Mungkin saya sebagai orang Indonesia, dengan mudah mendapatkan angkutan, atau karena saya sudah biasa memanfaatkan fasilitas tersebut. Tapi saya melihat banyak orang bule yang kebingungan ketika keluar dari terminal. Malu dengan plang-plang iklan visit Indonesia yang ada tepat di seberang pintu keluar terminal. Bagaimana wisatawan nyaman untuk berkunjung kalau seperti ini?
PULANG DAN KESAN
Benar kata teman kantor saya, 4 hari memang tidak cukup untuk menjelajah Singapura. Masih banyak tempat yang belum saya kunjungi. Padahal saya ingin mendatangi semua sudut di Singapura, dari ujung barat ke ujung timur, dari ujung utara ke ujung selatan.
Padahal Singapura negara kecil, namun banyak sudut yang menarik untuk dikunjungi. Mungkin yang ngga kuat adalah kaki, capek banget jalan sejauh itu. Mungkin karena kita orang Indonesia tidak dibiasakan berjalan, tapi dimanjakan dengan motor kemana saja kita berpergian. Selama di Singapura, orang-orang lebih suka menggunakan MRT dan berjalan. Kendaraan pribadi jumlahnya sangat jarang, apalagi motor, hanya tampak sesekali di jalanan. Kendaraan juga sangat menghargai pejalan kaki. Mereka akan langsung berhenti untuk memberi jalan pejalan kaki. Suara klakson mobil juga hampir tidak pernah terdengar.

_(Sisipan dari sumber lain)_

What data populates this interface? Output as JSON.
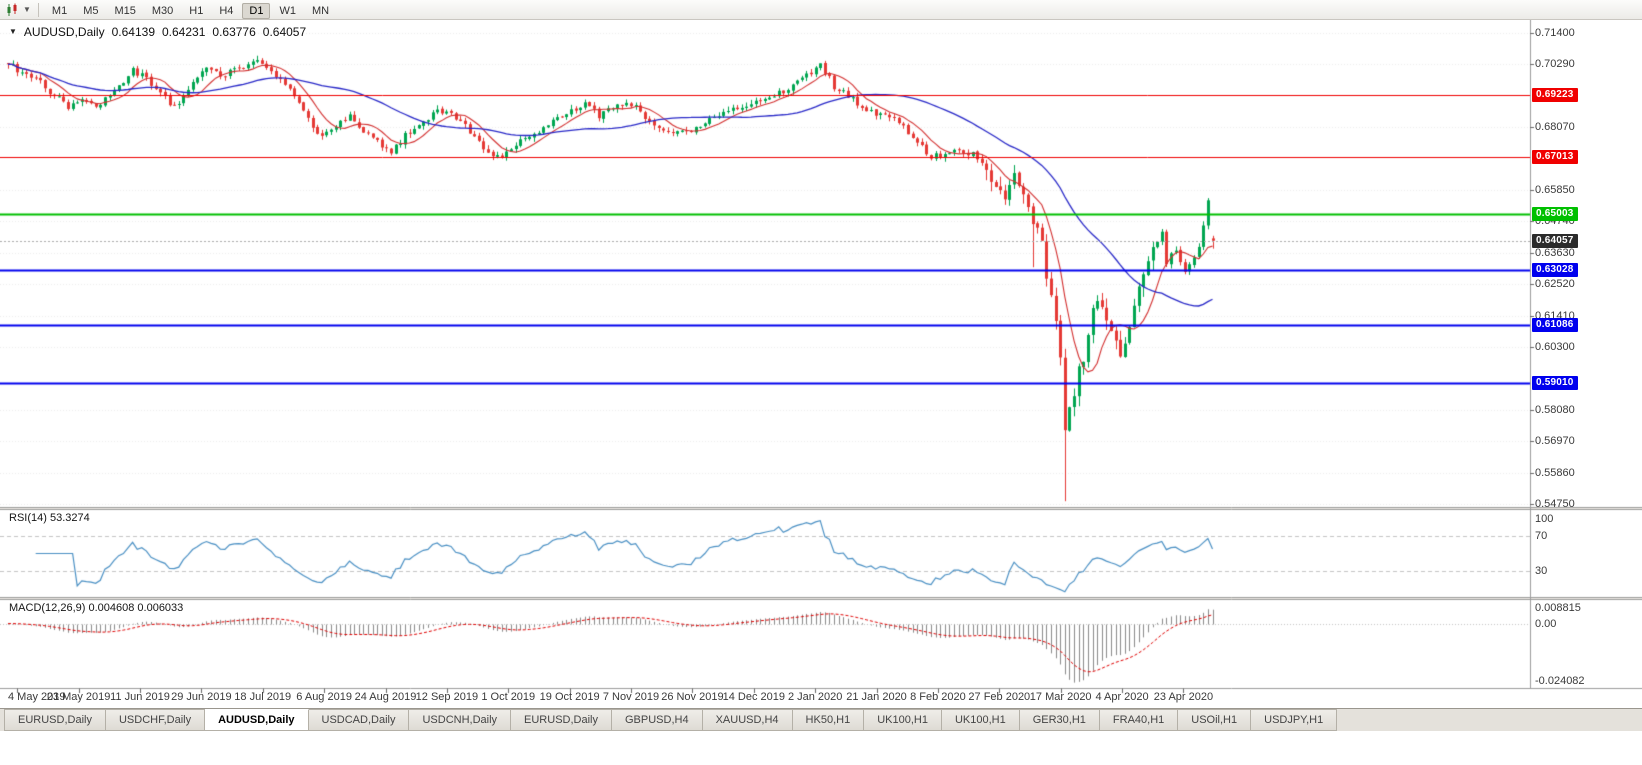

Trotoar di Singapura banyak pohon-pohon besar, rindang dan sejuk. Padahal Singapura adalah kota metropolitan di garis katulistiwa, di dataran rendah yang harusnya panas dan pengap seperti Jakarta. Trotoarnya sangat lebar, indah dan rindang untuk sekedar duduk-duduk. Trotoarnya bersih dari sampah, pengemis dan pedagang asongan. Tidak ada tiang listrik dan kabel-kabel yang bersliweran di atasnya, sangat rapih. Benar-benar kontras dengan jalanan di Indonesia.
Satu lagi yang membedakan, trotoar di Singapura langsung berbatasan dengan gedung-gedung megahnya, kesannya menyatu dan bersahabat. Di sela-sela gedung-gedung tinggi, adalah jalan-jalan kecil yang bisa dilalui pejalan kaki. Gedung-gedung di Singapura sangat indah, arsitektur yang sangat cantik, dan keindahannya dinikmati oleh pejalan kaki sepanjang jalan. Kalau di Jakarta, gedung-gedung tingginya sombong, pejalan kaki dibatasi jarak dan pagar tinggi, hanya mobil-mobil yang hendak parkir yang bersahabat dengan gedung-gedung tersebut.
Meski demikian megah dan kerennya Singapura, saya merasakan ada yang hilang, lebih nyaman berada di rumah sendiri. Atau karena saat itu saya berada di negeri orang asing dan saya belum mendapatkan tempat di antara mereka. Mungkin jika saya memang benar-benar menjadi penduduk di sana, lain lagi ceritanya. Mungkin karena Singapura negara kecil yang isinya monoton itu-itu saja, tidak seberagam Indonesia, atau mungkin karena saya belum terlalu mengenal kehidupan masyarakat Singapura sebenarnya. Mungkin juga argo yang terus berjalan selama di negeri orang, mahal di dompet. Hehehe.
Suatu nanti, saya ingin pergi lagi ke luar negeri, menambah pengalaman, entah berwisata, atau studi. Yang pasti, saya harus menabung dulu, dan memperbaiki bahasa Inggris saya. Bahasa Inggris yang sudah saya pelajara selama 14 tahun sejak saya SD, faktanya masih jauh dari predikat "lulus". Saya masih kesulitan memahami bahasa Inggris dari orang-orang dengan aksen berbeda. Saya juga berniat belajar bahasa Mandarin, nampaknya saat ini sangat diperlukan. Setidaknya, jalan-jalan kali ini sudah membuktikan, kalau saya bisa!